Some even link the cards, icons and suits of the 12th century with China, Korea, India, Persia, or Egypt. The guess is that they were brought to the European continent by Arabs. Others believe that card-playing originates from 9th century China and the Tang dynasty. Claiming that the cards date back to 1000AD is also one of the possibilities according to believers who claim that they come from the same time as dominoes and mahjong.
Europe: Italy and Spain
According to a 1377 manuscript, a German monk mentions playing card games and cards themselves. Still, in the 1400s, dice, games and card games were also linked to each other in religious sermons. These were represented as gambling activities, and by this time, they referred to the deck as a 52-card deck. In the 14th century, cards were decorated with images of coins, cups, swords, and clubs, which is why some believe they originated from Italy or even from Egypt during the Mamluk period.
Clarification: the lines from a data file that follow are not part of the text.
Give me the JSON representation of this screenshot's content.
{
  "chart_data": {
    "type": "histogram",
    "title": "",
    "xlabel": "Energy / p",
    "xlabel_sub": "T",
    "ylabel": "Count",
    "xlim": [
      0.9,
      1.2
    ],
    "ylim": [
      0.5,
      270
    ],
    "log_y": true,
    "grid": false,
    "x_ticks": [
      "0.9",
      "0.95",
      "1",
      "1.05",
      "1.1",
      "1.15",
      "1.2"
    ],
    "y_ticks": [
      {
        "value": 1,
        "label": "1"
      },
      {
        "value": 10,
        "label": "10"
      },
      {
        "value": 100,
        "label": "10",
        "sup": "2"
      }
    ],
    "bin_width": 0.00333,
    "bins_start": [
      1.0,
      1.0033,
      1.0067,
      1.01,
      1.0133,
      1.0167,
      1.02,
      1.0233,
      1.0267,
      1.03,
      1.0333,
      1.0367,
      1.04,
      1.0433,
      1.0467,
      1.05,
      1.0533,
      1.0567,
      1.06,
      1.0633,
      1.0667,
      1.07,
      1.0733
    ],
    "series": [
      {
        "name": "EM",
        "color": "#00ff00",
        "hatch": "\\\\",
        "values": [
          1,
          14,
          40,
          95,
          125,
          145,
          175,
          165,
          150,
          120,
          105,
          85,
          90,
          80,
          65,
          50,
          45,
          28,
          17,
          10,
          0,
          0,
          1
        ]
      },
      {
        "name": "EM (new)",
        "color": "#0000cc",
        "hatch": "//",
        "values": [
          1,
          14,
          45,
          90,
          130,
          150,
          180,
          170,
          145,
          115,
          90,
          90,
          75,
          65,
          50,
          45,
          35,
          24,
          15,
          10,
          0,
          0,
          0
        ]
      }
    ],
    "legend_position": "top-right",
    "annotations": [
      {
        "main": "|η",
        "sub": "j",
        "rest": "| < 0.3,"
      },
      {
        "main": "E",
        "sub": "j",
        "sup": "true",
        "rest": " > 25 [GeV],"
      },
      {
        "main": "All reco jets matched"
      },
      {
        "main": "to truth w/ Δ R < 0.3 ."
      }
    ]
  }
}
Still, these Latin suits are found in both Spanish and Italian cards used today. The deck of cards from 14th century Italy usually included a seated king and crowned queen in addition to a royal servant. In Spain, cards had a slightly different look. Their 40-card deck usually had a king, knight, and knave, but they didn’t have any queens. Once the card games gained popularity, they started spreading to other countries in Europe.
Europe: Germany & Switzerland
Germany was the next to welcome cards and card games. Soon after, they introduced their own suits and designs with leaves, acorns, bells and hearts. German decks also didn’t have any queens on them but rather a king, two knaves, untermann and obermann. The Ace replaced two, and Germans got a new 4-8card deck. Decks used by the novelty included suits like different animals, appliances and kitchen utensils. In addition, Germany was the first country to start printing cards, which made them the leader in the card trade. Their neighbours in the south, Switzerland, added their own suits with flowers and shields.
Cards gained popularity in France in the 15th century, and it is where the icons for the standard four suits originate from. This is where the cards got the skins with hearts, spades, diamonds, and clubs – like the ones we commonly use today. Moreover, the initial French deck has a king, queen and knave. They also divided the deck into two colours: red and black. The French took over the trade lead, and printed decks sold all over Europe like the ones we can see at online casinos with 100 welcome bonus spins. New card games appeared, and gambling flourished when the trade spread to England; the standard design of the cards started to dominate the market.
The United Kingdom and The United States
Cards were exported to England from Belgium, but some also believe that they came straight from France. So, the English had to leave their stamp on the standard card deck too. They added names to symbols such as diamonds, hearts, spades, and clubs. The UK was also the place of origin of the Ace of Spades, which had to be hand stamped as proof of tax payment. In 1828 the Ace of Spades had to be purchased from the Commissioners for Stamp Duties to prevent tax evasion. This is where the unique design on the Ace of Spades comes from. Besides, the English were responsible for creating double-ended court cards to avoid turning cards when playing.
Cards and cards games became popular on American soil near the end of the 18th century. Lewis I. Cohen invented the machine for printing all four colours at once. The same company was responsible for introducing corner indices to a card deck. On the other hand, Andrew Dougherty and Company from the US introduced triplicates – mini card faces in the corners of a card. Finally, the most significant stamp that the US left on the standard deck of cards was to introduce the Jokers.
As we know it today, the deck of cards has been on one incredible journey, filled with cultural and historical interpretations. Will there be any additional contributions? Who knows.